The Register Citizen (Torrington, CT)

Recalling springs that didn’t come with breaks

- JOE PISANI Former Stamford Advocate and Greenwich Time Editor Joe Pisani can be reached at joefpisani@yahoo.com.

When spring break rolls around, I enjoy watching the news coverage of college students, frolicking in the sun and sand with their gallon jugs of vodka and pedialyte or parading through the streets of Miami Beach, causing mayhem. It makes me wonder: “How come I never had a fun-filled vacation like that?”

I mean, I liked booze, I liked girls in bikinis, I liked to party, I liked loud, raucous gatherings in the Woodstock tradition. But now, it’s too late. It’s Paradise Lost. Thinking back, I can’t imagine how I missed out on this great American rite of spring.

Actually, I know how — my father had other plans. Every year, come spring break, dear old dad sent me to work with my cousin Larry and his partner Dicky Dare, founders and proprietor­s of P&I Mason Contractor­s.

In fact, my father brokered the deal, and he might have even gotten a finder’s fee. While other college kids were fancy free, terrorizin­g Fort Lauderdale, I was mixing mortar and lugging bricks and cement blocks up the scaffold. And I didn’t even get a tan.

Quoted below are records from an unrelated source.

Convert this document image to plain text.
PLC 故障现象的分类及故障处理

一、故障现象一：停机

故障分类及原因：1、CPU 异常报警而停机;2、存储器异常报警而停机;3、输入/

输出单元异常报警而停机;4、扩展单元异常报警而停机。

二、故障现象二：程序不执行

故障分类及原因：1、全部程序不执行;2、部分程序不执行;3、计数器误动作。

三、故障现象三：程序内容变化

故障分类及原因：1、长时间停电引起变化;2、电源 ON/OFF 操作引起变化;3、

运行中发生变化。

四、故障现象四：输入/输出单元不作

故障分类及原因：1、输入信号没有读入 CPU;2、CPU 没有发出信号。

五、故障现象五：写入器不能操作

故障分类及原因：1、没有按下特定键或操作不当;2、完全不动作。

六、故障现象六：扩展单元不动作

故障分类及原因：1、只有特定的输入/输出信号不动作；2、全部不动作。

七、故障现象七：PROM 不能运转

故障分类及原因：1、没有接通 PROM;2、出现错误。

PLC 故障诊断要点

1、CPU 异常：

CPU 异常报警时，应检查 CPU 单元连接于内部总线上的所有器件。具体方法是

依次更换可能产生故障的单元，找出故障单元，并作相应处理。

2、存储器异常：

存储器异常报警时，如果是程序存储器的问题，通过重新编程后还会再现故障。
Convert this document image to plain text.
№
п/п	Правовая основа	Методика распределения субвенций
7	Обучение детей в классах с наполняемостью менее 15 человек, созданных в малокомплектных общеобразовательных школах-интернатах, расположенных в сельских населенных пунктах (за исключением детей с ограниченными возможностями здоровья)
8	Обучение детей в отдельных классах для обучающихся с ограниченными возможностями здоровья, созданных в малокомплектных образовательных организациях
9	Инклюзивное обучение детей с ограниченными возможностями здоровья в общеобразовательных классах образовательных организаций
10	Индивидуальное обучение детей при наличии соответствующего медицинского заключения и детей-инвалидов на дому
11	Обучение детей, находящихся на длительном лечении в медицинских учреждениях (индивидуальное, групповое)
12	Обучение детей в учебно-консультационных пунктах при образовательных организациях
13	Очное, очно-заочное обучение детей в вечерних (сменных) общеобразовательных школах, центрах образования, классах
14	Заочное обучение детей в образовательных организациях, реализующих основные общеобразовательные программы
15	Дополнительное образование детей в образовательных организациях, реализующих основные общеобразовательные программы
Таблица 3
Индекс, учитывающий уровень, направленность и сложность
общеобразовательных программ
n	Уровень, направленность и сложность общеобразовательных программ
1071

Spring break festivitie­s always generate headlines. There’s binge drinking, wrestling, beach games, shootings and a fair amount of hysterics. Did I mention sex?

Looking back, I feel a bit deprived. On the other hand, I was where I was meant to be, getting in touch with my blue collar roots and learning about life from the working man.

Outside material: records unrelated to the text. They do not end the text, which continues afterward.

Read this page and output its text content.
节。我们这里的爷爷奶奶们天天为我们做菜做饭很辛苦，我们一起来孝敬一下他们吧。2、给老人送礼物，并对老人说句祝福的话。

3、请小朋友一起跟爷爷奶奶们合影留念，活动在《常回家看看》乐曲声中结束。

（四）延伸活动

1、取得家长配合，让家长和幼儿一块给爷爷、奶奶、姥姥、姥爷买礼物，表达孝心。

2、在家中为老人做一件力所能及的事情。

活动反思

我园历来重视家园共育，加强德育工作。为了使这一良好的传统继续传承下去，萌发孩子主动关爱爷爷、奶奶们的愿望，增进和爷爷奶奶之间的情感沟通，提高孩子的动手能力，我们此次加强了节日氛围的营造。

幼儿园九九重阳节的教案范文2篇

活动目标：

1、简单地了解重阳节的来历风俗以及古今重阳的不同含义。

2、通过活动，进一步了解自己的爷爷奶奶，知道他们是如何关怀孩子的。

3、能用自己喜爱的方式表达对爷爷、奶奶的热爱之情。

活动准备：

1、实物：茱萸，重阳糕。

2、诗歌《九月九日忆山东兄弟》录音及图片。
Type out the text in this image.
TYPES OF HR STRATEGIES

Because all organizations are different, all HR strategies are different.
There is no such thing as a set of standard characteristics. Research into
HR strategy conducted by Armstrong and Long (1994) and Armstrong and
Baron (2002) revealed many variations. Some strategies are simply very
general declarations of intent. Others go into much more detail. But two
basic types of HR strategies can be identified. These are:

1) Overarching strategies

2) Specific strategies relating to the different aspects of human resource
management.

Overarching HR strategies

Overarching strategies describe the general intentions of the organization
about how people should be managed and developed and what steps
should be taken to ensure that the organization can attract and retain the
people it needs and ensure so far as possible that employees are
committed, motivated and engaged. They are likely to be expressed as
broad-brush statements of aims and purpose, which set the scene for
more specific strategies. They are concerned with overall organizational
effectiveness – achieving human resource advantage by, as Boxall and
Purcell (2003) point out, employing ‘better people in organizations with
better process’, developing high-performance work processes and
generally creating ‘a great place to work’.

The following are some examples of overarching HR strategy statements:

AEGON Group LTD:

My father’s theory was simple, although back then I thought it was “simplemind­ed.” If I was going to college, somebody had to foot the bill, namely me. Not Lyndon B. Johnson or Richard M. Nixon because they were too busy lying about the Vietnam War. As you know, it was a time in our nation’s history when there was much turmoil, not like today, when we all get along and the country is running smoothly. (That was supposed to be a joke.)

Maybe Lyndon or Richard would have paid off my college loans, like Joe Biden, if they didn’t have a war to finance, and if college kids weren’t driving them crazy with protests. Times have changed. Today, students embrace government, no questions asked.

Even though I wish the government had used your tax dollars to pay for my college education, I’m glad it used them to pay for the college education of men and women who served in Vietnam because they deserved it. Plus, they never got a chance to go crazy in Miami Beach.

I can’t remember if my daughters ever went south on spring break. If they did, I should have talked them out of it and sent them to work with my cousin Larry instead. It would have given them a perspectiv­e on life you don’t get in college.

Unfortunat­ely, during the years I worked with bricklayer­s, I was a constant source of amusement, and they never missed an opportunit­y to guffaw whenever I did something stupid.

Larry would snicker, “Don’t get your hand caught in the cement mixer. Or your head.”

They got their yuks, laughing at the college kid. One time we were working at a professor’s house, while he was loading his car with boxes of books. One by one, he carried them from the garage to his car, which was parked on the street 30 feet away. After watching this ritual for about 10 minutes, Larry said, “How smart can this guy be? All he has to do is back the car down the driveway and load it.”

“Maybe he needs the exercise,” I responded, although I wasn’t so sure. Maybe he had problems backing up.

Professors are often accused of trying to spread their political ideologies in the classroom. I tried a little of that myself, but it had nothing to do with politics.

I recently deviated from the course material and gave my students a lecture on binge drinking, urging them not to follow the latest TikTok fad, which is rampant on spring break. You may have heard of “borg drinking.” (And no, it doesn’t involve the alien cyborgs from “Star Trek: The Next Generation,” who were fond of saying, “Resistance is futile.”)

Borg stands for “blackout rage gallon.” It’s been in the news ever since a few dozen students at UMass Amherst got shuttled by ambulance to the emergency room because they did too much borging, if there’s such a word. They mixed vodka and other assorted delicacies in plastic gallon jugs and chugged it. The concoction, which typically includes booze, water, electrolyt­es and caffeine, is said to prevent hangovers.

Ya gotta love these kids. They’re always following the science, not to mention the social media. They could have benefited from a few weeks with my cousin Larry, who would have told them: “OK, Zoomer, it’s time to start using the brain God gave you.” He taught me a lot and could have brought them to their senses, too. May he rest in peace in that great constructi­on site in the sky.

Postscript: My wife just informed me our daughters never went on spring break because she didn’t let them. She sent them out to work instead. My father would be proud.